Now counted among the industry’s few celebrity designers, Shigeru Miyamoto’s body of work is easy to list. Most people even tangentially familiar with Nintendo will be able to list most of Miyamoto’s games – in varying capacities, he’s had a hand in everything from the Donkey Kong to the Super Mario Bros series to F-Zero to The Legend Of Zelda to Pikmin and more besides.
One title western gamers are less likely to throw out, though, is Devil World – a maze game originally released for the Family Computer in 1984, and given an apologetic European release for the console’s western counterpart, the NES, in 1987. For reasons that will soon become clear, it never got a release in the USA at all – at least until now, thanks to a surprise appearance among Nintendo Switch Online's growing library of retro games.
As designed by Shigeru Miyamoto and frequent collaborator Takeshi Tezuka, Devil World is like a more elaborate Pac-Man. The player guides a dragon around a maze, eating dots and collecting crosses – the latter enabling the critter to breathe fire and murder enemies. The twist on the Pac-Man formula sits at the top of the screen – none other than the Devil himself, who controls which direction the screen scrolls in. If the dragon isn’t careful, it can get caught between a maze wall and the deadly ropes that border the screen.
At the time of its release in 1984, Nintendo of America had some strict policies about the depiction of religious symbolism in games, and it seems that Devil World’s imagery – crucifixes, bibles, skulls, and Old Nick – were considered beyond the pale for US audiences.
Almost 30 years on, though, western players can finally get their hands on one of Shigeru Miyamoto’s more obscure works.

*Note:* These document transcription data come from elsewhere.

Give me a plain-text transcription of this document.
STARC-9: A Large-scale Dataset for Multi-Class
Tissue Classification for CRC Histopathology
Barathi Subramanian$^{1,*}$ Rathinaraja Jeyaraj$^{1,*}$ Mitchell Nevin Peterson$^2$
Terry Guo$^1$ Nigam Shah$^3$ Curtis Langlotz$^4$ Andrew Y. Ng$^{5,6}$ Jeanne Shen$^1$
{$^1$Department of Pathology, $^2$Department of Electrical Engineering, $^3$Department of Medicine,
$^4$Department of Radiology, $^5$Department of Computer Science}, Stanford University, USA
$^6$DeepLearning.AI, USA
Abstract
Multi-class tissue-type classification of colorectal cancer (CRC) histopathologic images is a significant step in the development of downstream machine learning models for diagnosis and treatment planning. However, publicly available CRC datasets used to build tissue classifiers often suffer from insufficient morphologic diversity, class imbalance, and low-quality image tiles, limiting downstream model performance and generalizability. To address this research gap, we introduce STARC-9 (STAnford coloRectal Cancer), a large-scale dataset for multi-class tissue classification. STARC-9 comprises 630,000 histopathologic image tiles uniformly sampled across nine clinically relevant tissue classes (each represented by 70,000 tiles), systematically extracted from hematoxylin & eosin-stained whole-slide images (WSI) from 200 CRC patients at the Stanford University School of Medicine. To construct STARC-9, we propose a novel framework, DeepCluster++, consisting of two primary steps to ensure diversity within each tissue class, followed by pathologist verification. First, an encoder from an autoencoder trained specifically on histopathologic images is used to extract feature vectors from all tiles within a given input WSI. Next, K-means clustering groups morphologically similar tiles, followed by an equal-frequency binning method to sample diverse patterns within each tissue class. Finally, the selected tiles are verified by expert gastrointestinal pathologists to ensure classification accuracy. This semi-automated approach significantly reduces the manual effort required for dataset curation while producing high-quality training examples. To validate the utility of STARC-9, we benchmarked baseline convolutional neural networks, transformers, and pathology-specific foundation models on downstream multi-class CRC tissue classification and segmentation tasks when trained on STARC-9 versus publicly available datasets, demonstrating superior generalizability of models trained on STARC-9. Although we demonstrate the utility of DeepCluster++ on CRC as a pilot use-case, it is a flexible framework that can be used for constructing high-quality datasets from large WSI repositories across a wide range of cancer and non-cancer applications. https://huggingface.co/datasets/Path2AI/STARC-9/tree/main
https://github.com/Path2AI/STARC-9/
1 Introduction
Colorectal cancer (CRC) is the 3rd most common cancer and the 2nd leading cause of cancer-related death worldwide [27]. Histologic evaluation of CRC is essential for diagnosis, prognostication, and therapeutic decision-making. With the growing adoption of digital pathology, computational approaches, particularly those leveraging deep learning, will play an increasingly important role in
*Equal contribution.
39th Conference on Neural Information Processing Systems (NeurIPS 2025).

Nor is Devil World the only game to emerge as part of Nintendo’s line-up of October games. Also on the service you’ll find Castlevania Legends, a handheld spin-off which first appeared on the original Game Boy in 1997, and The Mysterious Murasame Castle.
The latter will be of particular interest to Nintendo historians, given that it was essentially developed as a kind of sister title to 1986’s original The Legend Of Zelda. Released in Japan at around the same time as Zelda for the Family Disk System in Japan, it’s a top-down action-adventure, this time with a Edo-period setting rather than the fantasy theme of its more famous counterpart.
Like Devil World, The Mysterious Murasame Castle was initially a Japan exclusive; it’s likely that Nintendo thought that the game was too steeped in eastern culture to be successful in other territories. It’s a cracking little game, though, and it’s fascinating to compare and contrast its fast-paced flick-screen action with the more famous Zelda.